And yet every time I try to log in I get "Access denied for <whatever $controluser I set>@localhost using password YES". Where am I meant to have set up the user for phpmyadmin? I have tried every possible combination of controluser and controlpass I can think of (am I even meant to change it? I have no idea), including all the logins that I know work on the command line, inluding root. Do I need to manually create a "pmausr" user in mysql with full privs? How do I set their password if it's not a mysql user Will someone, please, just tell me in simple english WTF to do with phpmyadmin because it's driving me up the damned wall...!

----------

## zeuz

I'm having the same problem.
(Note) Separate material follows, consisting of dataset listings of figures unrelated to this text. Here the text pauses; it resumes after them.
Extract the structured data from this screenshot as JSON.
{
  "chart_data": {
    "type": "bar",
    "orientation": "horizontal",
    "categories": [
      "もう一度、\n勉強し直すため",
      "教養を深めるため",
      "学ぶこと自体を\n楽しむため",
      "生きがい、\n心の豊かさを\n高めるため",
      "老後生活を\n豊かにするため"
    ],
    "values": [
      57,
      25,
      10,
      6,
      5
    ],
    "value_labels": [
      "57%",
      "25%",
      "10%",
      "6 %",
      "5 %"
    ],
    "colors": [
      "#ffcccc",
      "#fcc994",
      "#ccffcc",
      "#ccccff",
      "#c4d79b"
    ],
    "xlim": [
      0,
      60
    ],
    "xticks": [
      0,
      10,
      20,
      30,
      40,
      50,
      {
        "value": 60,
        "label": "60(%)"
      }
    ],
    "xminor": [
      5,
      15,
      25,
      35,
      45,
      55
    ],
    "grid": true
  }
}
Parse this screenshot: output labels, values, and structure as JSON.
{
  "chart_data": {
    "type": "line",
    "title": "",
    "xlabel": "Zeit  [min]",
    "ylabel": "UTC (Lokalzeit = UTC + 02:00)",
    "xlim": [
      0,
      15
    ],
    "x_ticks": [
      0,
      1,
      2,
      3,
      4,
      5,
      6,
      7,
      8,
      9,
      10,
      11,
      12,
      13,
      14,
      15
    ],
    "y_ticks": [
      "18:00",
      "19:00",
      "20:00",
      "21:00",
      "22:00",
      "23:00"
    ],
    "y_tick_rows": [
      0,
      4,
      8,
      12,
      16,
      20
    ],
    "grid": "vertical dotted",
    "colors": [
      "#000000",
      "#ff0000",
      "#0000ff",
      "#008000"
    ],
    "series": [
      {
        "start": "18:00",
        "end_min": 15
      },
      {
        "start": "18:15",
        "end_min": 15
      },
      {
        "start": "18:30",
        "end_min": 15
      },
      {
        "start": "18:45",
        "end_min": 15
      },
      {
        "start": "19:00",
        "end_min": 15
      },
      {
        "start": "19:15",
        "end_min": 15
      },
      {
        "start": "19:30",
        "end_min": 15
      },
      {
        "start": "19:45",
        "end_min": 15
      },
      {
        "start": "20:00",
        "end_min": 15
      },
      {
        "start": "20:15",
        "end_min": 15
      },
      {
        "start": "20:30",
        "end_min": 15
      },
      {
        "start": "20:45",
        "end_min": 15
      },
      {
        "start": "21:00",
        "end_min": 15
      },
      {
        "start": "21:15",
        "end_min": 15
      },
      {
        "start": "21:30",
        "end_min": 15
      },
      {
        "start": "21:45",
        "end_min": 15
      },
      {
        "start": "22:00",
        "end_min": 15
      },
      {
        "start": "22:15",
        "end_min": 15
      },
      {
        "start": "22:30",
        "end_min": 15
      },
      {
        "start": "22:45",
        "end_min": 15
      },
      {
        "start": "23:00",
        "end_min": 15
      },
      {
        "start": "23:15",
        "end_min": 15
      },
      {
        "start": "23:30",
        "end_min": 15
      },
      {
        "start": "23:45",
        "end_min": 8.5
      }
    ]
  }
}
Authentication only works with cookie setting and only if I have a control user. I still get some strange errors when running queries though. Why theese problems with PMA? Haven't had them berfore.

----------

## PeterWelzien

Try to comment out (put '//' in front) the lines:

$cfg['Servers'][$i]['controluser']

$cfg['Servers'][$i]['controlpass']

in 'libraries/config.default.php'. It worked for me. Now I can at least login in using auth=config. Haven't tried the others though.

----------

## unK

I had a problem with authentication too, but I solved it by copying my old config.inc.php file from Arch Linux.

If someone want it, here it is: http://pastebin.com/876898

----------